BackArts & Culture » Local Designers Create Typefaces Inspired by a Bygone Era

Local Designers Create Typefaces Inspired by a Bygone Era

Local designers are bringing the craftsmanship of Vietnamese typography into the digital world.

Republish is "a collection of open-source typefaces inspired by Vietnamese typographic remnants." The project is spearheaded by the team at Behalf Studio and the RMIT design lecturer, Giang Nguyen. 

The typefaces are available in Vietnamese, English, alphabetically, numerically and with symbols. The size, shape, coloring and shading are adjustable, making the user experience feel collaborative. The three completed typefaces come with detailed articles about the history of the typefaces they revive, bringing an element of storytelling to the designs. 

Visiting the Behalf Studio, Saigoneer spoke to Nguyen about the inspiration behind Republish. Nguyen's interest in typographic remnants began during his Master's program in Savannah, Georgia. During his time in America, he found himself climbing up a church in Georgia at night to get a closer look and digitizing the type of the original New York City subway, the Interborough Rapid Transit Company (IRT). The IRT was purchased by New York in 1940, and the type was eventually changed to Helvetica.  

Returning to Saigon after living in the Big Apple, Nguyen felt exposed to aspects of the city that he hadn't realized had been here before. For the past five or six years, he has been "digging around and taking photos" of typographic remnants, researching, writing and doing type design. At one point, he was speaking to a friend who urged him to solidify this work by making it public: "If you get hit by a bus, we're going to lose a lot of shit."

And so the idea of making permanent and public his knowledge of Vietnamese typography, in this life where we never know when we'll get hit by a bus, smushed by a piano, or cease to exist for any number of reasons, propelled Nguyen to digitize the disappearing.

Currently, there are three completed typefaces on the site ready for download. The first is Barber, or Tho Cao, which attempts to preserve the craft of sign-painting by mimicking it digitally. It is based on the sign for a barbershop in District 5 that opened in the 1980s. The bold and colorful lettering has been covered over by what is now a lawyer's office. If you peek behind the current storefront, you can find the old sign hidden behind its modern replacement. 

The second is a revival of the typefaces on Ben Thanh Market and is called Westgate, or Cua Tay. Nguyen fell in love with this typeface for the elegant solution it poses to some of the difficulties of Vietnamese diacritics for typography. Where Barber is chunky, the lettering of Westgate is delicate and elongated due to the art-deco influences typical of design done during French colonization. This design allows room for the Vietnamese tones to be placed nicely without crowding the lettering.

The third typeface in the series is Danh Da.

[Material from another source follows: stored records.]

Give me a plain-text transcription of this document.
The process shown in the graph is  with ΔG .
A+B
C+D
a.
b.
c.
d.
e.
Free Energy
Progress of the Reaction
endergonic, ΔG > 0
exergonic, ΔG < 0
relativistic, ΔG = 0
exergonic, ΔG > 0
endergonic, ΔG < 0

This is the only of the designs that is not based on a specific typographic remnant, but on "an amalgam of various references from 20th century women's magazines." This typeface is made in collaboration with the Chicago-based artist Huong Ngo for her project "To Name It Is To See It," in which she explores her visual identity and "The Proposal for a Translation" of the word "feminism" by Vietnamese thinkers and artists.

The two typefaces on the site that are "coming soon" are titled Finesse, or My Nghe, and Patriot, or Khang Chien. Finesse is an interpretation of the hand-painted sign on a cart that sells watches by the famous sign-painter, Hoai Minh Phuong. Patriot is inspired by sheet music that can be found framed in the Ho Chi Minh City Museum on Ly Tu Truong Street. 

For the crew of collaborators creating Republish, designing these typefaces is being done to combat the apathy towards maintaining the historical design elements of Vietnam. Further, the ethos behind the "100% off sale" on the typefaces is because Nguyen believes, "it is unfair if I sell it." For the designers involved, it is a learning experience, and the typefaces and the history behind them "belong to the people."